Business & Finance
Unocal Corp. said it would "evaluate" an $18.5 billion takeover proposal from CNOOC, the largest offshore oil company in China, despite its standing merger agreement with Chevron and expressions of concern in Congress over the security implications of a linkup between an American energy supplier and one from a fiercely competitive communist nation. CNOOC insisted that its all-cash bid is "friendly" and represents a "superior" value for Unocal investors than the $16.6 billion mix of cash and stock on offer from Chevron. Chevron reacted quickly to the CNOOC move, noting that its April 4 deal with Unocal has the OK of both their boards and already has cleared several of the necessary regulatory reviews.
Citigroup, the world's largest financial services company, was expected to trade its asset-management unit for Legg Mason Inc.'s brokerage group, as the Monitor went to press. The asset swap was valued at $4 billion.
In the largest initial public offering so far this year, the French government put up for sale $5.9 billion worth of shares in its former natural gas monopoly, Gaz de France. The sell-off will leave the government with about an 80 percent stake in the utility at a time when France's energy sector is opening up to competition. Earlier this month, the government announced a $5.5 billion IPO of stock in the former phone monopoly, France Telecom, and reportedly plans a partial privatization of Électricité de France later this year.

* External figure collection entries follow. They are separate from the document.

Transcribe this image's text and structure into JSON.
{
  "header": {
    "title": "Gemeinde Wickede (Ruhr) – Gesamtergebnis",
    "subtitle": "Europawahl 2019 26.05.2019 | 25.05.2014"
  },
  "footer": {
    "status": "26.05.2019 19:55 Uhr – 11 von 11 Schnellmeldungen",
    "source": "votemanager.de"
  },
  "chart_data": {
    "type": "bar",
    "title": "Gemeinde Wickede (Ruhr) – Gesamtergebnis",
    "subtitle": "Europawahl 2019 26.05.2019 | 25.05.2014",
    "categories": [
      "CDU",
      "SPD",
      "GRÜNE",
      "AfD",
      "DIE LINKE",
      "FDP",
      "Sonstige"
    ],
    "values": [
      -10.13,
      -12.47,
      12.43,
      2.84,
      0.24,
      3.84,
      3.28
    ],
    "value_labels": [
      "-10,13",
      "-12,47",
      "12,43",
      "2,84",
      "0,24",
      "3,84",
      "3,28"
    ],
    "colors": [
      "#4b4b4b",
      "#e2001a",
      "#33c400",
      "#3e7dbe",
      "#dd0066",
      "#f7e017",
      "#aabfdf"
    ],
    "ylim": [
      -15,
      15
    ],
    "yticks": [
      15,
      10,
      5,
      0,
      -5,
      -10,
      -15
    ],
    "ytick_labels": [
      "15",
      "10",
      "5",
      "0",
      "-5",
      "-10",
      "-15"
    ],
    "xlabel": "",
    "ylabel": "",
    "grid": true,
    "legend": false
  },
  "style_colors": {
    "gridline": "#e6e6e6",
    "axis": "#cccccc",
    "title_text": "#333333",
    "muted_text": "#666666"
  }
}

Rather than sell out to E-Trade Financial Corp., Ameritrade Holding Corp. will acquire rival online brokerage TD Waterhouse, a spokesman said Wednesday. The all-stock deal is valued at $2.9 billion and will make Ameritrade the largest online broker with an average of 239,000 transactions a day. Ameritrade has acquired or merged with seven companies since 2001.
Hoping to capitalize on outsourcing trends, IBM was expected to announce that it will begin offering clients help in managing and integrating their flow of goods and information. A spokesman said IBM sees a "compelling opportunity" to tap the wholesale outsourcing market, which it expects to grow by as much as 15 percent a year.
Cemex SA, one of the world's largest makers of cement and ready-mix concrete, said it will cut up to 2,000 jobs. A spokesman said 750 of the layoffs are expected to come in Britain, whose RMC Group was taken over by Cemex last year in a $5.8 billion deal. Cemex is based in Nuevo León, Mexico.